His view of space as "big... really big" is one of the more salient points he makes in the series. Both time and space boggle the imagination. We often think of the Earth as being a very large place but it is only 40,000 kilometres in circumference. That is beggared by the 150,000,000 kilometres between the Earth and the Sun and that distance is nothing compared to the 40,000,000,000,000 kilometres to the next closest star.
But this little blue-green planet is all we have. There is no "planet B" to which we can escape. We are not going anywhere else any time soon.
Which is perhaps why 2019 was a year of climate protests. On a Friday in mid-March thousands of school aged students left their studies to rally against the inaction of governments around the world. In Milan, 100,000 students crowded downtown streets. Over 150,000 flooded Montreal.
Cynical critics argued "these kids just want a day off school" and "why should we listen to children?" but they missed the point by a wide margin. Students were not simply looking for a way to "play hooky." They were trying to reclaim their future. After all, they are the ones who will be living on this planet for the next 80 years. They are the ones who will be living (and dying) with the consequences of decisions being made today.
Perhaps more importantly, the first ever school strike for climate was a learning event. It taught a lot of adults that radical movements can have an effect. Protest is sometimes necessary. And being lulled into accepting the status quo is not a viable alternative.
This past decade has seen the five hottest years on record since record keeping began. As I write this, Australia is burning with summer temperatures reaching 45 C in major cities and across vast stretches of forest. The Great Barrier Reef - the world's largest structure made by organisms - is being bleached by warming acidic water. Last January, a combination of extreme weather and poor water management resulted in one million dead fish floating in the Darling River. And still the Australian Prime Minister and members of his government will not take action on climate change.

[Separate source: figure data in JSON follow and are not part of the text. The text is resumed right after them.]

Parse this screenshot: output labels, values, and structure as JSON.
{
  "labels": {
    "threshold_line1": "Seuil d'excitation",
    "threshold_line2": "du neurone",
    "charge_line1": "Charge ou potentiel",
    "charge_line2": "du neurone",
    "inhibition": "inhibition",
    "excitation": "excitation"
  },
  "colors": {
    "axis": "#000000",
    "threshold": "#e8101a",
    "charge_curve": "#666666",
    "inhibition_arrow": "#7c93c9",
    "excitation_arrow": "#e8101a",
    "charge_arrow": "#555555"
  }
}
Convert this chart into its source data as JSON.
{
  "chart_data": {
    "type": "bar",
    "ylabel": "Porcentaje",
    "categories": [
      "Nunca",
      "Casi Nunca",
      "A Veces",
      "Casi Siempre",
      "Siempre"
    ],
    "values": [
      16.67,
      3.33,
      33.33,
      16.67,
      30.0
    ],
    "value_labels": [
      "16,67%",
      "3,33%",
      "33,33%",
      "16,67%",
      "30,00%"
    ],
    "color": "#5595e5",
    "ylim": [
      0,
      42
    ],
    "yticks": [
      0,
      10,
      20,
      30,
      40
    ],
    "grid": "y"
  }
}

The same can be said for the United States and Canada where droughts and forest fires have impacted huge tracts of land. Even Donald Trump recognizes there are issues with water - although in his case he thinks this is just a matter of regulation. Taking steps to curb our consumption of fossil fuel, though, is deemed too costly and unnecessary.
We are changing climates in all corners of the planet and the impact is resulting in a loss of biodiversity.
In Lapland, changes in the pattern of snowfall and rain in mid-winter are resulting in a mass die-off of reindeer. The same thing is happening in northern Canada for the caribou. The latest bird counts estimate a decline of 2.9 billion birds in North America - a 29 percent drop over the past 50 years. There are many more examples.
But if you look outside your window you will see a world which looks pretty much the same today as yesterday or even last year. Our perspective is shaped by the day-to-day activities of our lives and not a long-term perspective. It is hard to visualize really big time spans. It is hard to remember what the world was like 10, 20, 50 years ago. Like space, time is also "big ... really big."
It is even harder to imagine that the human species could have an impact on such a vast place as the Earth. It is so big. And yet life has shaped this planet from almost its very beginning. For example, the oxygen content of our atmosphere is a direct consequence of photosynthesis by micro-organisms. Without oxygen, we would not have the diversity of life we presently enjoy.
Yes, we live on a blue-green planet orbiting an unremarkable star in the western arm of the galaxy but, for our conceivable future, it is the only home we have. It is blue-green because of the life on it. If we wish it to remain our home, we need to spend the next decade doing some major economic remodeling.